Prion infection of mice transgenic for human APP sub(Swe): increased accumulation of cortical formic acid extractable A beta (1-42) and rapid scrapie disease development

• Published in: International journal of developmental neuroscience Vol. 26; no. 7; pp. 821 - 824
• Main Authors: Baier, Michael, Apelt, Jenny, Riemer, Constanze, Gueltner, Sandra, Schwarz, Anja, Bamme, Theresa, Burwinkel, Michael, Schliebs, Reinhard
• Format: Journal Article
• Language: English
• Published: 01.11.2008
• ISSN: 0736-5748
• DOI: 10.1016/j.ijdevneu.2008.07.001

Neuropathological, epidemiological and experimental data indicate a potential interrelationship between Alzheimer's disease and prion diseases.

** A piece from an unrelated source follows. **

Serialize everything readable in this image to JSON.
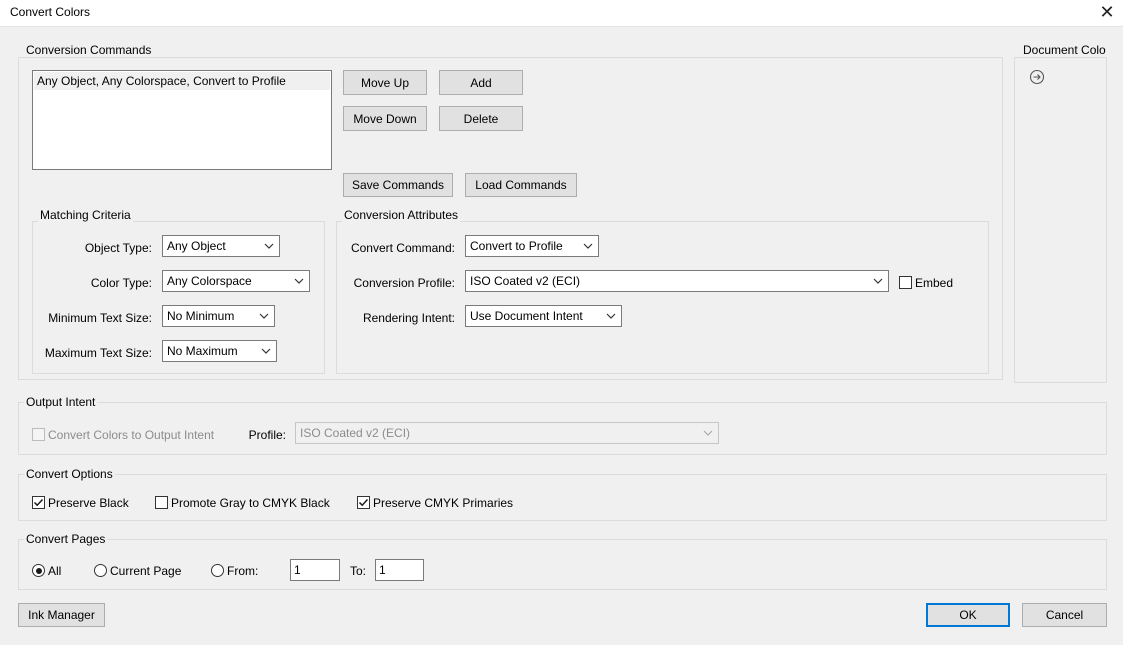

Proteolytic processing of amyloid precursor protein (APP) by beta -secretase was recently suggested to be controlled by prion protein expression. Here, we characterized the prion infection of Tg2576 mice, which overexpress the human APP sub(Swe) protein. Prion infection of Tg2576-mice led to an early death of the animals, which was preceded by a relatively short symptomatic stage. However, disease-associated gliosis and deposition of misfolded prion protein PrP super(Sc) were identical in infected Tg2576-mice and non-transgenic littermate controls. To analyze the effect of prion infection on APP processing and generation of beta -amyloid we determined cortical levels of SDS- and formic acid (FA)-extractable forms of beta -amyloid (1-40) and (1-42) by ELISA. Formic acid-extractable A beta (1-42) levels were 10-fold higher in infected versus uninfected Tg2576 mice whereas other forms of A beta were essentially unaffected by the prion infection. Hence, the experimental model demonstrates that a prion infection of the CNS promotes selectively formation of FA-extractable A beta (1-42) in Tg2576 mice.